The cry was still quieter than he would have liked, but the symptoms quickly began to lessen, and within less than a minute, Avery reappeared among the trees.
Elliot slumped back against the sack behind him, closing his eyes and breathing a sigh of relief.
“Was it so bad?” Avery asked in a neutral voice he couldn’t read.
His eyes flew open, and he examined her face.
“It was bad,” he said, wishing he knew what she was thinking.
She was clearly unhappy with their discovery, but was she also…suspicious? He took a slow breath. Why did it have to be the item she had commissioned? It must have been the most expensive by far. What if he didn’t have enough coin to pay for it? His rash declaration that he would pay triple its value seemed foolish now.
“How much?” His voice came out rough. “How much is it worth?”
Avery shook her head. “This lamp isn’t for sale.”
Elliot stared at her, the blood draining from his face. “What do you mean it isn’t for sale?”
He slipped down from the cart, stepping toward her and gripping her upper arms. His eyes held hers.
“Avery. You know I need that lamp. What do you expect me to do? Die?!”
Avery swallowed convulsively. “And what if selling it to you means someone else will die?” she asked softly. “Maybe more than one.”
Elliot stepped back abruptly, staring at her. What was she saying?
He turned and strode away, but he didn’t get far before he spun and strode back. He stopped a single step away from her.
“It’s just a lamp! There can’t possibly be someone else tied to that exact lamp! That’s nonsense. Just tell me how much it cost. Whatever it is, I’ll find a way to pay it. Double or triple if I have to.”
If it came to it, he would even return to…But no. He shook his head. It wouldn’t come to that. He would find another way to raise the funds if needed.
She stepped toward him, her hand raising in a comforting gesture. But he stepped sharply back, and she let her hand drop, sighing.
“Elliot, I’m sorry. It isn’t about the lamp’s monetary value. I swear to you that if I could possibly sell this to you, I would. But I can’t.”
“Ask the smith to make you another lamp with the same properties,” he said desperately. “I’ll pay for it. He just needs to use different brass.”
Avery was already shaking her head before he finished speaking. “If I commission another one, I’ll have to wait another six months. I can’t do that. The people of Bolivere need it too much.”
“Bolivere?” Elliot stared at her. “What does Bolivere have to do with this lamp?”
Avery hesitated. “That’s not my story to tell. They swore me to secrecy. But it’s a life and death situation, I promise. I wouldn’t withhold the lamp for anything less.”
His eyes dropped to the satchel clasped in her arms, and her hold tightened around it in response. When his eyes jumped back up to hers, she was looking at him with an expression that was half-afraid, half-determined.
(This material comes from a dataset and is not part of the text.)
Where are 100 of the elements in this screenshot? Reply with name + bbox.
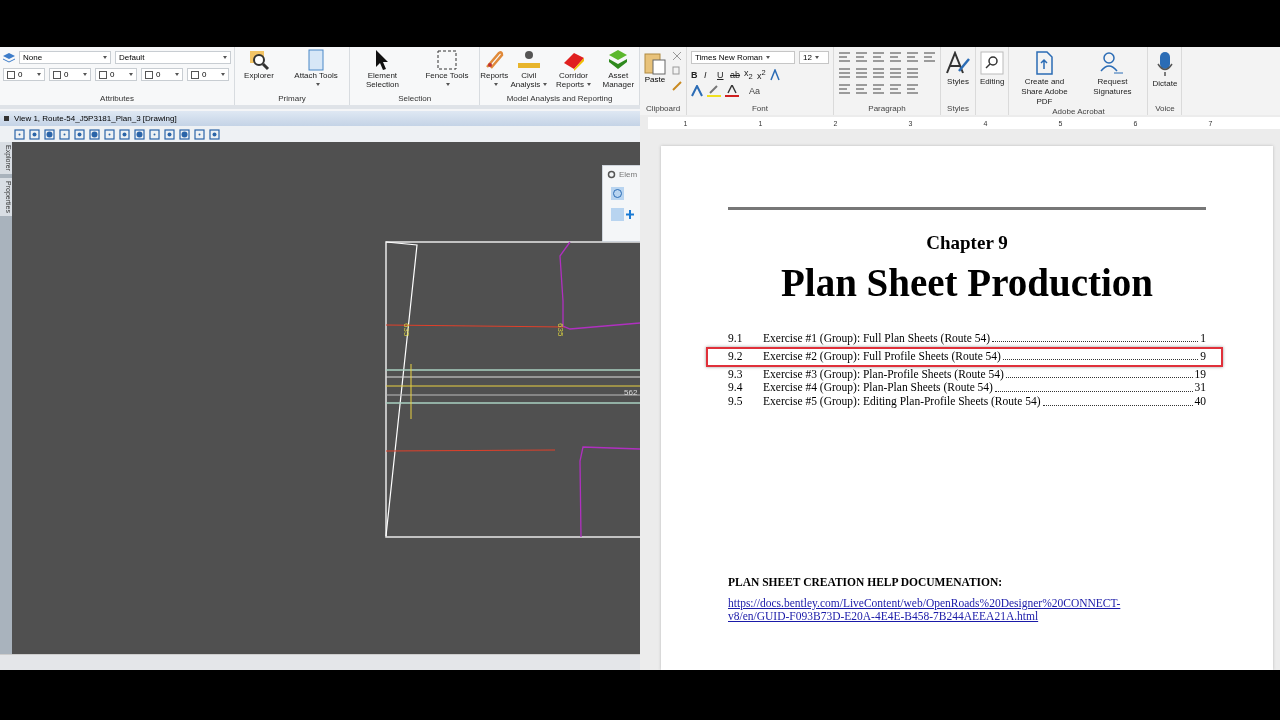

She knew he’d been considering whether he could take the lamp by force, and she was determined to fight him if it came to that. He was taller and stronger—although possibly less well armed—so he might be able to take it, but he wouldn’t succeed without hurting her.
The thought turned his stomach. He was desperate, but he didn’t think he was that desperate. Not yet.
“Please, Elliot,” she whispered, and he thought he heard the faint edge of tears in her voice.
He stumbled back, gripping his head with both hands.
“Give me a minute,” he gasped. “Just…give me a minute.”